Don Livio Tonello, direttore
Da secoli nel calendario la data del 25 marzo segna l’inizio dell’evento dell’incarnazione con la solennità liturgica dell’Annunciazione del Signore che ricorda l’istante in cui il Verbo eterno, facendosi uomo per opera dello Spirito Santo nel grembo della vergine Maria, divenne partecipe della nostra carne.
Ma ora la ricorrenza non è più sola. In previsione dei 700 anni dalla morte di Dante Alighieri (1321-2021) è stato istituito il Dantedì. Il Consiglio dei ministri del governo italiano ha previsto una giornata nazionale dedicata al “sommo poeta” nella data in cui, secondo gli studiosi, iniziò il suo viaggio negli inferi.

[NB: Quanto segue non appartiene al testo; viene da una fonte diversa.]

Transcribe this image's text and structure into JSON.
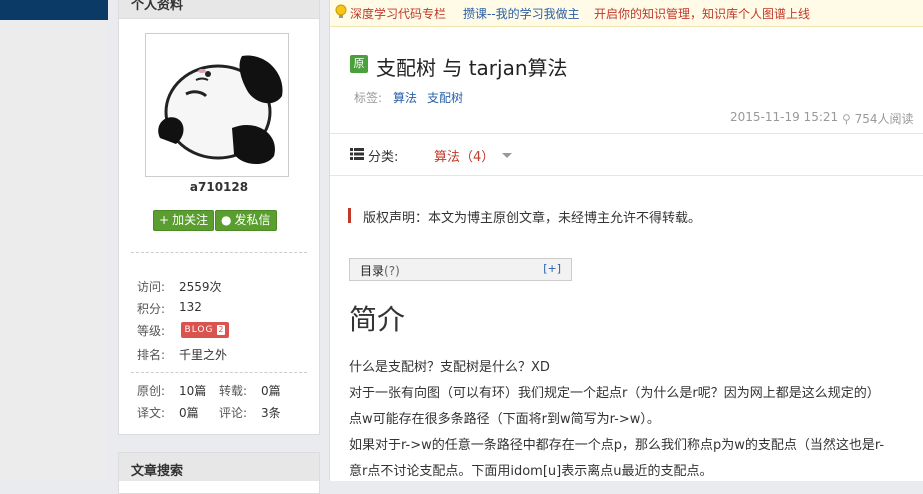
{
  "sidebar": {
    "profile_title": "个人资料",
    "username": "a710128",
    "follow_label": "加关注",
    "message_label": "发私信",
    "stats": {
      "visits_label": "访问:",
      "visits_value": "2559次",
      "points_label": "积分:",
      "points_value": "132",
      "level_label": "等级:",
      "level_badge": "BLOG",
      "level_num": "2",
      "rank_label": "排名:",
      "rank_value": "千里之外"
    },
    "counts": {
      "original_label": "原创:",
      "original_value": "10篇",
      "repost_label": "转载:",
      "repost_value": "0篇",
      "translate_label": "译文:",
      "translate_value": "0篇",
      "comment_label": "评论:",
      "comment_value": "3条"
    },
    "search_title": "文章搜索"
  },
  "notice": {
    "link1": "深度学习代码专栏",
    "link2": "攒课--我的学习我做主",
    "link3": "开启你的知识管理，知识库个人图谱上线"
  },
  "article": {
    "badge": "原",
    "title": "支配树 与 tarjan算法",
    "tags_label": "标签:",
    "tags": [
      "算法",
      "支配树"
    ],
    "date": "2015-11-19 15:21",
    "reads": "754人阅读",
    "category_label": "分类:",
    "category_value": "算法（4）",
    "copyright": "版权声明：本文为博主原创文章，未经博主允许不得转载。",
    "toc_title": "目录",
    "toc_help": "(?)",
    "toc_toggle": "[+]",
    "heading": "简介",
    "paragraphs": [
      "什么是支配树？支配树是什么？XD",
      "对于一张有向图（可以有环）我们规定一个起点r（为什么是r呢？因为网上都是这么规定的）",
      "点w可能存在很多条路径（下面将r到w简写为r->w）。",
      "如果对于r->w的任意一条路径中都存在一个点p，那么我们称点p为w的支配点（当然这也是r-",
      "意r点不讨论支配点。下面用idom[u]表示离点u最近的支配点。"
    ]
  },
  "colors": {
    "link_blue": "#2a5fa8",
    "accent_red": "#c0392b",
    "button_green": "#5a9e2f",
    "badge_green": "#4aa03a"
  }
}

E così un’altra solennità religiosa, di carattere cristologico e secondariamente mariano, scende in secondo piano a favore di ricorrenze civili come già capitato con ferragosto, capodanno, festa del papà, festa dei nonni... Un altro schiaffo alla tradizione cristiana? In una società laicista e plurale è giocoforza trovarsi di fronte a scelte che non tengono conto della fede. Il tempo e i giorni sono meno scanditi dalla memoria degli eventi sacri.
La storia è sempre più umana e meno “tempo di grazia”. Ma forse non è proprio così drammatico questo “giorno di Dante” istituito in sua memoria proprio il 25 marzo. Del padre della lingua italiana ci è nota soprattutto la Divina commedia, testo di una liricità unica, conosciuto in tutto il mondo, nel quale egli coniuga gli apporti della cultura cristiana medievale con le più alte aspirazioni umane. Nelle tre cantiche sono traslati contenuti e verità secondo le dottrine teologiche del tempo.

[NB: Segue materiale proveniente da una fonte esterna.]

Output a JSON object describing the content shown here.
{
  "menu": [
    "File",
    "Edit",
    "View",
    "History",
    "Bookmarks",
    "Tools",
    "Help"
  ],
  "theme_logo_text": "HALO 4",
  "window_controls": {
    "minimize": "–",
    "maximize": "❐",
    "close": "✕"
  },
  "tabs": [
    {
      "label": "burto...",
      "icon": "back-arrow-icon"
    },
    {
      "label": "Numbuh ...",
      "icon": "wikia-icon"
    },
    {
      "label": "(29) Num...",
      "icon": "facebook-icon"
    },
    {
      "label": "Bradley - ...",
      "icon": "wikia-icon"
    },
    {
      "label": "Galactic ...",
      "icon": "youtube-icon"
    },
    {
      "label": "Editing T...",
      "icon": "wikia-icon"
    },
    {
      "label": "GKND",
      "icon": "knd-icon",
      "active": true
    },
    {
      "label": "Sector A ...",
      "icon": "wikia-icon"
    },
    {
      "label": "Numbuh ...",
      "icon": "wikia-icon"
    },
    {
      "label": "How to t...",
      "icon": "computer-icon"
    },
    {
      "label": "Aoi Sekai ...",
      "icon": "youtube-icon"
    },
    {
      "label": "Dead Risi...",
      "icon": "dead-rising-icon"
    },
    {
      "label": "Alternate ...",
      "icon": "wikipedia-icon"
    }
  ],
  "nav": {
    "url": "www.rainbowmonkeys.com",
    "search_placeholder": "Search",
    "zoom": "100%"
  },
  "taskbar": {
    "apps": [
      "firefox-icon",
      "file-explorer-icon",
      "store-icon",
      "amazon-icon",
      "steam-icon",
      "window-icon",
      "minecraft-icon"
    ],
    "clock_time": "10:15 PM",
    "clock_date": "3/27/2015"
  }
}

Le sue terzine veicolano intuizioni che permettono di accostare il mistero di Dio, dell’uomo e del suo destino. Sono versi di fede genuina, interpreti del legame che unisce il creatore alle sue creature. Come quelli che traspongono la visita dell’arcangelo a Maria: L'angel che venne in terra col decreto de la molt'anni lagrimata pace, ch'aperse il ciel del suo lungo divieto, dinanzi a noi pareva sì verace quivi intagliato in un atto soave, che non sembiava imagine che tace.
Giurato si saria ch’el dicesse 'Ave!'; perché iv' era imaginata quella ch’ad aprir l'alto amor volse la chiave; e avea in atto impressa esta favella ‘Ecce ancilla Dei’, propriamente come figura in cera si suggella. (Purgatorio, Canto X, 34-45) Alla fin fine possiamo dire che Dante non toglie lustro alla memoria liturgica dell’Incarnazione, né farà ombra alla Vergine.

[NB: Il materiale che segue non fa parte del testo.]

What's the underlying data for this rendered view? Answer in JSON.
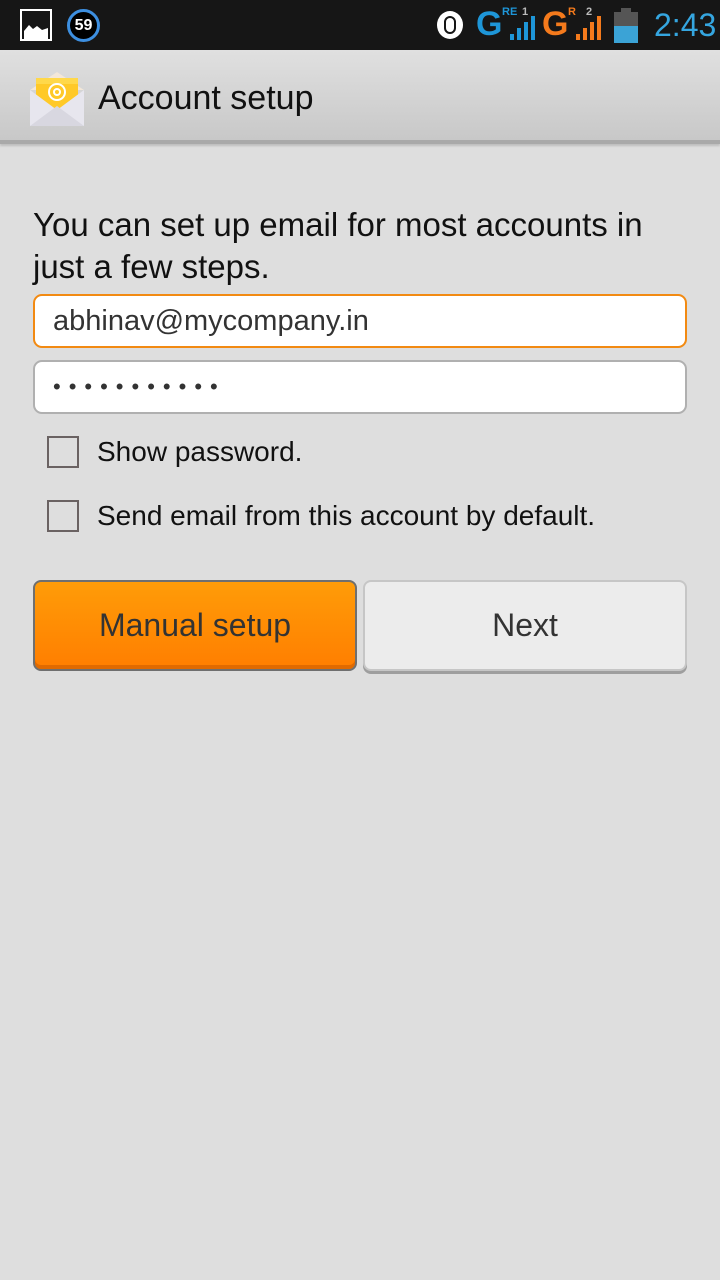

Le si affianca per additare la carne del Verbo come l’indissolubile unione della realtà divina con la dimensione umana. Affermarne l’unitarietà è compito di ogni credente per continuare a scrivere pagine di storia salvifica, versi non solo poetici ma di santità. Per non contrapporre l’uomo e Dio, ma rivelare quel legame che anche l’arte nelle sue varie espressioni ha saputo magnificamente rappresentare.